A young woman in Kenya who saved scores of girls from genital mutilation because she herself had been mutilated. A dock-worker in Poland who catalyzed the downfall of the communist regime. A Burmese woman, Aung San Suu Kyi, who continues to tell a story about democracy and self-determination for the people of Burma. Under house arrest for decades,  she continues to inspire the world. How many examples are there of people who changed the lives of others. They did so by creating a story that was bigger than any of the limitations that might have consumed them.

The best healers and teachers teach us stories about what is possible. In the history of all people are stories about taming demons and monsters and making them into allies; and stories about transforming impossible tasks and accomplishing them. We make meaning through stories.

What story are you telling yourself, which when you change it now, changes everything about what is possible for yourself and for the world.

Do stories change hard facts? You bet they do! Is there still work to do? In Haiti, Pakistan, Iraq, and in your own life? Of course.

The question is simple. What stories lead you to say, “Yes, I can” so that you are empowered to do that necessary work of transforming your life and the life of the world?

Permanent Personal Change

whirlingThere are those who make change in their lives willingly – because of restlessness, because of inspiration, or through curiosity. They begin by changing their habits, or their external circumstances, or the meanings they give to things. And once they truly change any one of those things, the others change too.

Then there are those who accept change only when they must.

How we change is our own responsibility and our own choice. Change is not good or bad in itself. We each look for happiness after our own fashion.
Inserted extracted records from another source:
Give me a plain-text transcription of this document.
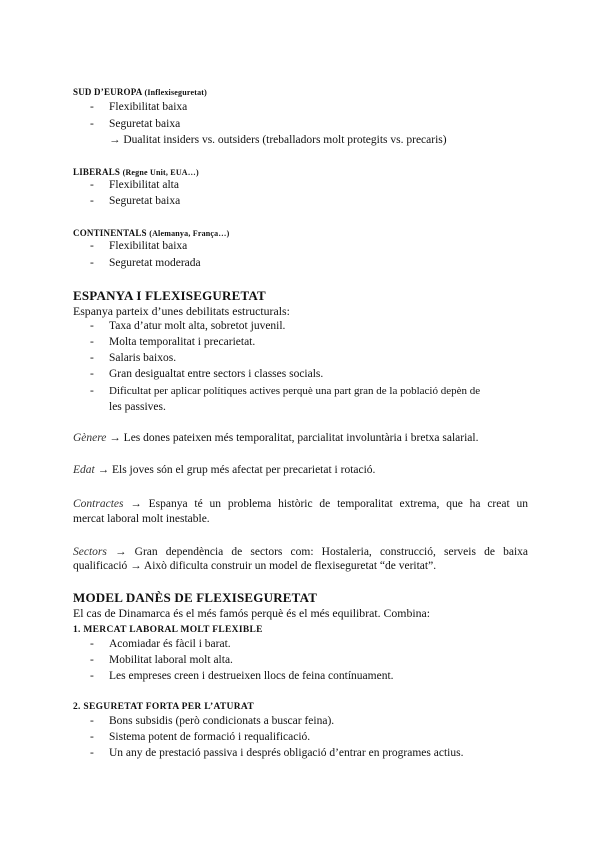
SUD D’EUROPA (Inflexiseguretat)
- Flexibilitat baixa
- Seguretat baixa
→ Dualitat insiders vs. outsiders (treballadors molt protegits vs. precaris)
LIBERALS (Regne Unit, EUA…)
- Flexibilitat alta
- Seguretat baixa
CONTINENTALS (Alemanya, França…)
- Flexibilitat baixa
- Seguretat moderada
ESPANYA I FLEXISEGURETAT
Espanya parteix d’unes debilitats estructurals:
- Taxa d’atur molt alta, sobretot juvenil.
- Molta temporalitat i precarietat.
- Salaris baixos.
- Gran desigualtat entre sectors i classes socials.
- Dificultat per aplicar polítiques actives perquè una part gran de la població depèn de
les passives.
Gènere → Les dones pateixen més temporalitat, parcialitat involuntària i bretxa salarial.
Edat → Els joves són el grup més afectat per precarietat i rotació.
Contractes → Espanya té un problema històric de temporalitat extrema, que ha creat un
mercat laboral molt inestable.
Sectors → Gran dependència de sectors com: Hostaleria, construcció, serveis de baixa
qualificació → Això dificulta construir un model de flexiseguretat “de veritat”.
MODEL DANÈS DE FLEXISEGURETAT
El cas de Dinamarca és el més famós perquè és el més equilibrat. Combina:
1. MERCAT LABORAL MOLT FLEXIBLE
- Acomiadar és fàcil i barat.
- Mobilitat laboral molt alta.
- Les empreses creen i destrueixen llocs de feina contínuament.
2. SEGURETAT FORTA PER L’ATURAT
- Bons subsidis (però condicionats a buscar feina).
- Sistema potent de formació i requalificació.
- Un any de prestació passiva i després obligació d’entrar en programes actius.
There’s an idea in many circles that real change is hard – personal change, social change, organizational change … But often change is simpler than we think. By looking from a new perspective, by considering factors previously disregarded, by challenging basic assumptions, a new world of possibility opens up to us.

One of the great masters of Budo (a physically demanding Japanese dance and performance-art form) didn’t take up the art until after he was seventy.

Thomas Edison went to school for a total of only three months then went on to become the man we consider the most brilliant inventor and engineering innovator of all time. The original business of Richard Branson, which have made him one of the richest men in the world, was named Virgin because everyone in the company, including himself, was completely new to business.

Neurolinguistics (NLP) is based on studying how we make change, internally and externally, and how we make, and can change, the meanings we make of things.

It’s not a religion, or a cult, or a sales technique. Originally it was developed by modeling such luminaries as Fritz Perls, Virginia Satir, Milton Erickson, and Gregory Bateson.

As someone who has been passionately interested in the nature of change for as long as I can remember – as a Buddhist teacher, as a poet, as a clinical hypnotherapist, and as a women of transsexual experience – my passion for Neurolingistics has reawakened because I have come to it as the tool par excellence for implementing effective person change in any area of your life or work, and as the ideal compliment to any personal or spiritual discipline for change.